Genetic information and invasive rodent management

The lack of biosecurity measures to prevent the arrival of invasive species to Cozumel is evidenced by our results suggesting a constant introduction of invasive rodents. This, together with the environmental and social complexities of large, inhabited islands, make rodent control (sustained reduction), rather than eradication (complete removal, feasible on smaller islands) realistic (Holmes et al. 2023).
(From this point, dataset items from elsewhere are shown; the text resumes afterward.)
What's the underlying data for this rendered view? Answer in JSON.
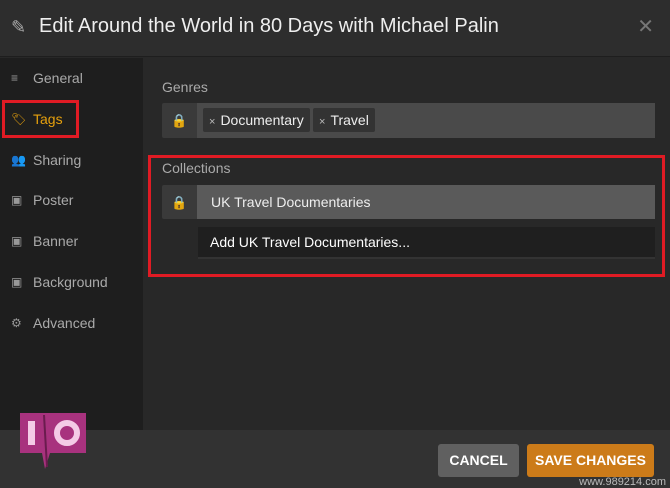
{
  "header": {
    "title": "Edit Around the World in 80 Days with Michael Palin",
    "icon": "pencil-icon",
    "close_icon": "close-icon"
  },
  "sidebar": {
    "items": [
      {
        "label": "General",
        "icon": "≡"
      },
      {
        "label": "Tags",
        "icon": "🏷",
        "active": true
      },
      {
        "label": "Sharing",
        "icon": "👥"
      },
      {
        "label": "Poster",
        "icon": "▣"
      },
      {
        "label": "Banner",
        "icon": "▣"
      },
      {
        "label": "Background",
        "icon": "▣"
      },
      {
        "label": "Advanced",
        "icon": "⚙"
      }
    ]
  },
  "genres": {
    "label": "Genres",
    "tags": [
      "Documentary",
      "Travel"
    ],
    "remove": "×"
  },
  "collections": {
    "label": "Collections",
    "value": "UK Travel Documentaries",
    "suggestion": "Add UK Travel Documentaries..."
  },
  "footer": {
    "cancel": "CANCEL",
    "save": "SAVE CHANGES"
  },
  "colors": {
    "accent": "#e5a00d",
    "save": "#cc7b19",
    "highlight": "#e01b24"
  },
  "logo": {
    "text": "IO"
  },
  "watermark": "www.989214.com"
}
Information regarding genetic clusters can help defining meaningful spatial units for control management (Combs et al. 2018; Gatto-Almeida et al. 2022). Indeed, we detected different genetic groups and low connectivity for each species, determined by urban and socioeconomic features. Accordingly, we located areas that could be targeted with different management strategies. Constant monitoring should be performed in high-risk locations like piers and docks (both off and on island), and in urban sites (sanitary landfill, informal commerce); routinely examining the terrestrial and maritime transport vehicles should also be implemented. Importantly, the significant association we identified of the house mouse with impervious surfaces likely limits the chances of a secondary invasion to natural environments. We highlight that in our studies of rodent population ecology and genetics on Cozumel, performed in natural vegetation and conserved areas over many years, we have not trapped black rats nor house mice (see Vega et al. 2007; Fuentes-Montemayor et al. 2009; Espindola et al. 2014). Whether these invasive rodents are indeed absent from natural areas or present in low abundance is not clear. Nonetheless, improving urban planning to regulate future expansions of San Miguel Cozumel is of the outmost importance to prevent these invasive species to disperse further on the island. Likewise, it is imperative to make authorities and people aware of the negative effects of these invasives on the native biota and of the associated high potential health risks.